Tuesday, February 17, 2009

It's So Easy, Even Nothing Can Do it


AAAS: 'One hundred billion trillion' planets where alien life could flourish

One hundred billion trillion. That's even more than the spending package congress just passed.

Alan Boss, of the Carnegie Institution in Washington DC, said there could be as many Earths as there are stars in the universe - one hundred billion trillion.

Because of this, he believes it is "inevitable" that life must have flourished elsewhere over the billions of years the universe has existed.

"If you have a habitable world and let it evolve for a few billion years then inevitably some sort of life will form on it," said Dr Boss.

"It is sort of running an experiment in your refrigerator - turn it off and something will grow in there.

"It would be impossible to stop life growing on these habitable planets."

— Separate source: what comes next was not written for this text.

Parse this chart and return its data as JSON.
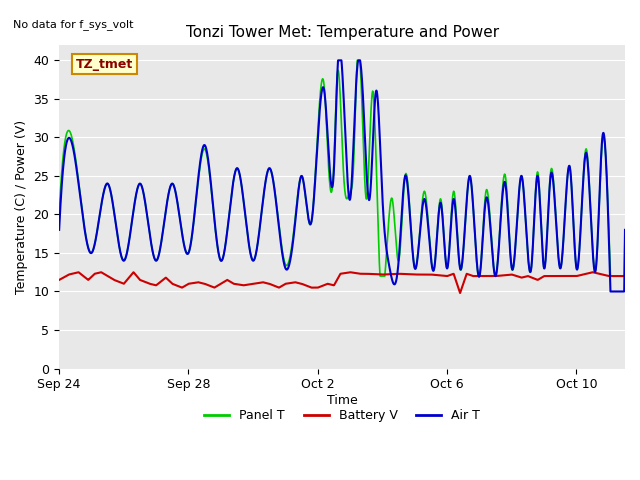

Is this guy a scientist? How can you compare life forming on a planet somewhere in the universe to an unplugged refrigerator? Life already exists in and around the fridge so it's not such a big deal to find it growing and multiplying in the now warmer microclimate of the warm fridge. That's vastly different than life forming in the universe when none had yet existed. Slightly different circumstances those.

Life from non-life. That's about as big a jump as the universe exploding out of nothing. It's not a gap we can bridge.

I'm not saying it is impossible for there to be life out there of some sort or another - I don't know, and neither do they - but it didn't just spontaneously form on it's own. Give the Creator His due.